En este sentido, se reclama la libertad de pensar, es decir, de poder, sin ningún obstáculo exterior, expresar de palabra o por escrito los pensamientos de la forma que se presenten ante el espíritu.
Los individualistas han rendido un merecido servicio a los que quieren conquistar la libre discusión de las cuestiones sexuales, extendiendo las nociones de libertad sexual y de amor libre, sin que por ello creyeran haber descubierto el amor libre: desde tiempos inmemoriales, el coito ha sido practicado extramoralmente y extralegalmente; hubo esposas que tuvieron amantes y maridos que tuvieron queridas.
Los individualistas no quieren codificar el amor en un sentido o en otro. Tratan la cuestión sexual como un capítulo de historia natural.
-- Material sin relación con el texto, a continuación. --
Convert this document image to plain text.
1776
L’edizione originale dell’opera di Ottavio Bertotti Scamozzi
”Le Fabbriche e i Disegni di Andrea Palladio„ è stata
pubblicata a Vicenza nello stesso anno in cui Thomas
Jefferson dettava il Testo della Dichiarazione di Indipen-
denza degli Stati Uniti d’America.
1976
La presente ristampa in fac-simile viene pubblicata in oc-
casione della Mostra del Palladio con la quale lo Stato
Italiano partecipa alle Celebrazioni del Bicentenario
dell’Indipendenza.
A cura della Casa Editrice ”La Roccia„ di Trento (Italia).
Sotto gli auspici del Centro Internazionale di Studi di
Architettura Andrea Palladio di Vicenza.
Después de haber demostrado que el amor era tan analizable como cualquier otra facultad humana, reivindican para cada uno la absoluta facultad de adherirse a la tendencia amorosa que pueda responder mejor a su temperamento, favorecer su desarrollo y corresponder a sus aspiraciones.
Así, pues, los constituyentes de una pareja dada pueden permanecer unidos toda su vida a la costumbre monógama, como una puede practicar la unicidad y la otra la pluralidad. Puede suceder que, después de cierto tiempo, la unidad en amor aparezca preferible a la pluralidad, y viceversa. La existencia de experiencias amorosas simultáneas puede comprenderse tanto mejor cuanto que de experiencia a experiencia los grados de sensación morales, afectivas o voluptuosas, varían a veces hasta el punto en que puede deducirse que ninguna se parece a las que la precedieron o se siguen paralelamente. Son solamente cuestiones individuales, y nada más. Tal es el punto de vista individualista.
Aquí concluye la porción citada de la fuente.